How granular the data that is handed over depends on the company and the request. “Although we do not know exactly what the type of data was requested, many inquiries certainly aim at private, personal and sensitive data,” writes Raphael Auphan, responsible on the board of proton for the operational business, the FAZ Meta, for example, leads in its transparency information that some inquiries are limited to the name and registration date, others also demanded content or credit card information published on the accounts published on the accounts an. In any case, META will check out the inquiries before processing to their authenticity and only issue certain data only on presentation of court decisions or in accordance with local laws. Similar formulations can be found on the corresponding Google and Apple website.

At the end of February, Proton published a similar evaluation of the data that was published to the American government. From 2014 to 2024, Meta, Google and Apple passed on the data of around 3.2 million user accounts to American authorities. Data records that have been requested under the American “Foreign Intelligence Surveillance Act” (FISA) are not yet included. Under certain circumstances, FISA allows you to request data from technology companies without prior procedures and without a court order.

Proton Mail does not blame the technology company that they adhere to local laws and answer inquiries from law enforcement authorities. However, Proton criticizes the decisions of the companies if they do not protect their services with an end-to-end encryption from access by companies themselves and from third parties. This is justified in the business models of the companies that earn a large part of their sales through personalized advertising.

In order to adapt advertising on the Internet precisely to users, the companies collect data on the preferences and behaviors of their users and thus create detailed profiles of them. “Everything the government has to do to find out as well as everything that it could ever know is to make an inquiry to Big Tech in California”, Auphan is quoted in a message about the evaluation.

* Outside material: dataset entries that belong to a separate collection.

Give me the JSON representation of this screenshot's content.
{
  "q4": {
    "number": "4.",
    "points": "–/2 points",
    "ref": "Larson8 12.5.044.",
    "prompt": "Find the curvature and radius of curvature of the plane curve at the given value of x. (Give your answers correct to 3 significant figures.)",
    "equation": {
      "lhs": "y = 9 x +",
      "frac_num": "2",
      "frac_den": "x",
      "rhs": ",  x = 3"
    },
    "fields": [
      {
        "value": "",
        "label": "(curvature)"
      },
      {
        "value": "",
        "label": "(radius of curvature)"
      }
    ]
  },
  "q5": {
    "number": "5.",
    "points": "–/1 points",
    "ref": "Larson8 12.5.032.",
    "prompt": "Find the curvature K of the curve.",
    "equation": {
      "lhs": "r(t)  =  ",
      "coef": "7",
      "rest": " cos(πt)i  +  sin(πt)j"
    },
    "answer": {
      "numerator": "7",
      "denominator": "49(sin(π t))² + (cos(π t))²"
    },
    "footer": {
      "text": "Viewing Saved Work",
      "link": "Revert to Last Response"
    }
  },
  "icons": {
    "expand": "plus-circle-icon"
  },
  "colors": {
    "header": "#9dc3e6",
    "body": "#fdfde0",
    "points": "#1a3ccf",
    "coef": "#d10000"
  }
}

Due to “surveillance capitalism”, the governments would hardly have to surveillance by secret services: “We observe a trend in democratic countries, in which law enforcement authorities tend to request as much electronic data as possible,” Auphan writes.

The encryption of private chats and other data traffic has been a bone of contention between governments and companies for years. Governments are demanding to soften encryption in order to give you better access to evidence of law enforcement. Companies and data protection activists often lobby and warn against putting all internet users under general suspicion. They also warn of exuberant surveillance and abuse.

There is currently a dispute between Apple and the British government on this topic. The Labor government under Prime Minister Keir Strandmer has asked Apple to soften the extended data protection of his service iCloud and to publish unencrypted data stored in the cloud on request to law enforcement authorities. Apple removed the encryption for British users on February 21, but appealed to the order in court on March 4. A spokeswoman for Apple emphasizes in a phone call with the FAZ that other services such as iMessage and all data that are processed on the devices themselves and not in the cloud memory are still encrypted-outside the United Kingdom.

In the case of the master inquiry Germany, it seems to go in a similar direction. The three expected CDU, CSU and SPD government parties state in their election programs for the past Bundestag election to want to expand the powers of the law enforcement authorities in the digital area. The Union parties explicitly present the “protection of the population and the security interests of our state” before the data protection interests of the individual. Internet providers should be obliged to save IP addresses and port numbers for a minimum duration.

While the Union wants to use this primarily in the fight against terrorist attacks and sexual violence against children, the SPD focuses on the fight against “hatred and agitation” on the Internet. For this purpose, she wants to use log-in traps, among other things, in order to be able to compensate for the IP addresses of suspicious user accounts when registering-“with strict protection and data protection”, as the SPD emphasizes in the program. In addition, she wants to make companies more responsible for her projects.